Perusahaan yang dibangun Farel dari nol, sudah berkembang cukup pesat. Bahkan mengalahkan perusahaan yang dimiliki almarhum kakek Jeny. Perusahaan yang seharusnya dipimpin Jeny, namun diambil alih oleh Dea. Dengan alasan Jeny yang sebenarnya sudah cukup umur dan pendidikan belum mampu.
Dengan langkah cepat Farel yang menggunakan pakaian santai. Sebuah sweater putih dan celana jeans, lengkap dengan ear phone yang menggantung di lehernya berjalan dari area kedatangan penumpang sebuah bandara, menarik kopernya diikuti asisten kepercayaannya Tomy.
"Anda mau melamar tapi memakai pakaian seperti ini!? Apa tidak sebaiknya ganti baju dulu!?" Tomy menghela napasnya, menatap jenuh pada tuannya yang hanya membicarakan satu wanita dalam hidupnya.
"Tidak, terlambat satu detik saja Jeny mungkin akan dilamar seseorang," Farel tetap melangkah, setegah berlari menunggu taksi beberapa saat.
Mobil taksi mulai melaju membelah padatnya jalan perkotaan, wajah putih bersih, rambut hitamnya tertiup semilir angin, dengan penuh senyuman menatap ke arah luar jendela mobil yang melaju.
Gerbang besar, kediaman Jony (ayah tiri Jeny terlihat). Dengan penuh semangat, Ren menarik kopernya, diikuti Tomy yang menghela napasnya berkali-kali.
Seorang pelayan di rumah itu mengantarkan mereka menuju ruang tamu. Mata Ren menelisik mengamati foto-foto dari kekasih masa kecilnya, kini telah tumbuh menjadi gadis dewasa yang cantik.
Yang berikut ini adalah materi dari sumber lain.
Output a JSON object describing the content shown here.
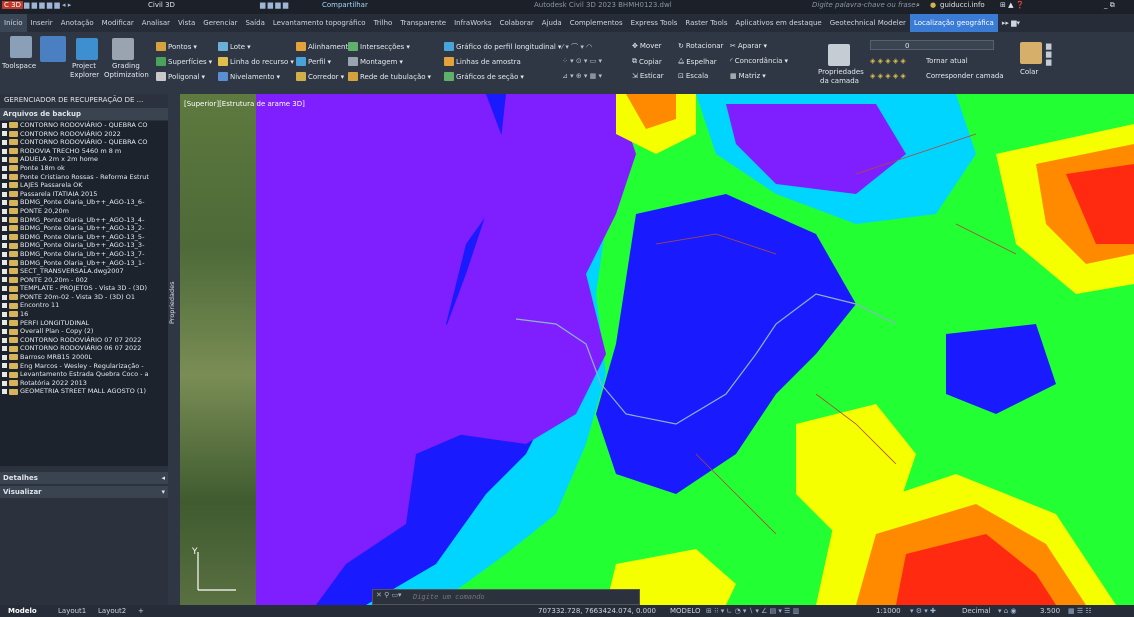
{
  "titlebar": {
    "app_badge": "C 3D",
    "file_menu": "Civil 3D",
    "share": "Compartilhar",
    "window_title": "Autodesk Civil 3D 2023   BHMH0123.dwl",
    "search_placeholder": "Digite palavra-chave ou frase",
    "user": "guiducci.info",
    "window_controls": "_ ⧉"
  },
  "tabs": [
    "Início",
    "Inserir",
    "Anotação",
    "Modificar",
    "Analisar",
    "Vista",
    "Gerenciar",
    "Saída",
    "Levantamento topográfico",
    "Trilho",
    "Transparente",
    "InfraWorks",
    "Colaborar",
    "Ajuda",
    "Complementos",
    "Express Tools",
    "Raster Tools",
    "Aplicativos em destaque",
    "Geotechnical Modeler",
    "Localização geográfica"
  ],
  "active_tab": "Localização geográfica",
  "ribbon": {
    "toolspace": "Toolspace",
    "project_explorer": [
      "Project",
      "Explorer"
    ],
    "grading_optimization": [
      "Grading",
      "Optimization"
    ],
    "col1": [
      "Pontos",
      "Superfícies",
      "Poligonal"
    ],
    "col2": [
      "Lote",
      "Linha do recurso",
      "Nivelamento"
    ],
    "col3": [
      "Alinhamento",
      "Perfil",
      "Corredor"
    ],
    "col4": [
      "Intersecções",
      "Montagem",
      "Rede de tubulação"
    ],
    "col5": [
      "Gráfico do perfil longitudinal",
      "Linhas de amostra",
      "Gráficos de seção"
    ],
    "modify": [
      "Mover",
      "Copiar",
      "Esticar",
      "Rotacionar",
      "Espelhar",
      "Escala",
      "Aparar",
      "Concordância",
      "Matriz"
    ],
    "layer_props": [
      "Propriedades",
      "da camada"
    ],
    "layer_value": "0",
    "tornar_atual": "Tornar atual",
    "corresponder": "Corresponder camada",
    "colar": "Colar"
  },
  "left_panel": {
    "title": "GERENCIADOR DE RECUPERAÇÃO DE ...",
    "section": "Arquivos de backup",
    "items": [
      "CONTORNO RODOVIÁRIO - QUEBRA CO",
      "CONTORNO RODOVIÁRIO 2022",
      "CONTORNO RODOVIÁRIO - QUEBRA CO",
      "RODOVIA TRECHO 5460 m 8 m",
      "ADUELA 2m x 2m home",
      "Ponte 18m ok",
      "Ponte Cristiano Rossas - Reforma Estrut",
      "LAJES Passarela OK",
      "Passarela ITATIAIA 2015",
      "BDMG_Ponte Olaria_Ub++_AGO-13_6-",
      "PONTE 20,20m",
      "BDMG_Ponte Olaria_Ub++_AGO-13_4-",
      "BDMG_Ponte Olaria_Ub++_AGO-13_2-",
      "BDMG_Ponte Olaria_Ub++_AGO-13_5-",
      "BDMG_Ponte Olaria_Ub++_AGO-13_3-",
      "BDMG_Ponte Olaria_Ub++_AGO-13_7-",
      "BDMG_Ponte Olaria_Ub++_AGO-13_1-",
      "SECT_TRANSVERSALA.dwg2007",
      "PONTE 20,20m - 002",
      "TEMPLATE - PROJETOS - Vista 3D - (3D)",
      "PONTE 20m-02 - Vista 3D - (3D) O1",
      "Encontro 11",
      "16",
      "PERFI LONGITUDINAL",
      "Overall Plan - Copy (2)",
      "CONTORNO RODOVIÁRIO 07 07 2022",
      "CONTORNO RODOVIÁRIO 06 07 2022",
      "Barroso MRB15 2000L",
      "Eng Marcos - Wesley - Regularização -",
      "Levantamento Estrada Quebra Coco - a",
      "Rotatória 2022 2013",
      "GEOMETRIA STREET MALL AGOSTO (1)"
    ],
    "detalhes": "Detalhes",
    "visualizar": "Visualizar",
    "side_strip": "Propriedades"
  },
  "viewport": {
    "label": "[Superior][Estrutura de arame 3D]",
    "ucs_y": "Y"
  },
  "command": {
    "placeholder": "Digite um comando"
  },
  "status": {
    "layout_tabs": [
      "Modelo",
      "Layout1",
      "Layout2"
    ],
    "coords": "707332.728, 7663424.074, 0.000",
    "model": "MODELO",
    "scale": "1:1000",
    "units": "Decimal",
    "value": "3.500"
  },
  "colors": {
    "accent": "#3a7bd5",
    "heat_purple": "#7f1fff",
    "heat_blue": "#1a1aff",
    "heat_cyan": "#00d5ff",
    "heat_green": "#22ff33",
    "heat_yellow": "#f5ff00",
    "heat_orange": "#ff8a00",
    "heat_red": "#ff2a10"
  }
}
"Maaf, kalian siapa!?" Dea mengenyitkan keningnya menatap dua pemuda yang duduk di atas sofa.
"Nyonya saya Ren. Sesuai janji, jika saya merasa sudah pantas untuk nona, saya akan datang..." jawabnya.
Dea mengamati penampilan Ren dari atas hingga bawah. Memandang remeh pada anak itu. Apalagi, Daniel sudah menyetujui perjodohannya dengan Jeny, hanya saat itu belum melaksanakan pernikahan saja, tentunya Dea tidak akan membiarkan Daniel yang cukup disegani di kalangan pebisnis, batal menjadi calon menantunya.
"Kamu punya rumah!?" Dea mulai duduk, mengenyitkan keningnya.
"Punya..." Ren mengangguk.
"Mobil!?" tanya wanita paruh baya itu lagi.
"Ada..." jawabnya.
"Begini Jeny terbiasa hidup berkecukupan. Rumah tua di desa yang paling hanya memiliki mobil pick up, Jeny tidak akan senang menempatinya," Dea menghela napasnya.
Tomy membulatkan matanya terkejut, Rumah tua di desa!? Tuan bahkan mempunyai beberapa hotel serta villa di luar negeri. Dan mobil pickup!? Tuanku berinvestasi di beberapa show room, dan perusahaan yang memproduksi mobil mewah... Orang ini sudah gila...
"Ijinkan saya berbicara dengan nona, saya akan meyakinkannya jika saya dapat membahagiakannya," Farel (nama Ren sekarang) menghela napasnya mencoba untuk bersabar, enggan menjelaskan.
Dia tidak boleh bertemu Jeny... Dea mulai tersenyum, menyiapkan kebohongan demi mengusir pemuda yang menurutnya tidak menguntungkan baginya.
"Maaf, Jeny sudah menikah beberapa bulan yang lalu," Dea berucap penuh senyuman.
Ren terdiam sejenak menenangkan diri kemudian memaksakan diri untuk tersenyum,"Saya ingin memberi selamat kepada nona, bolehkah saya bertemu sekali saja dengannya!?"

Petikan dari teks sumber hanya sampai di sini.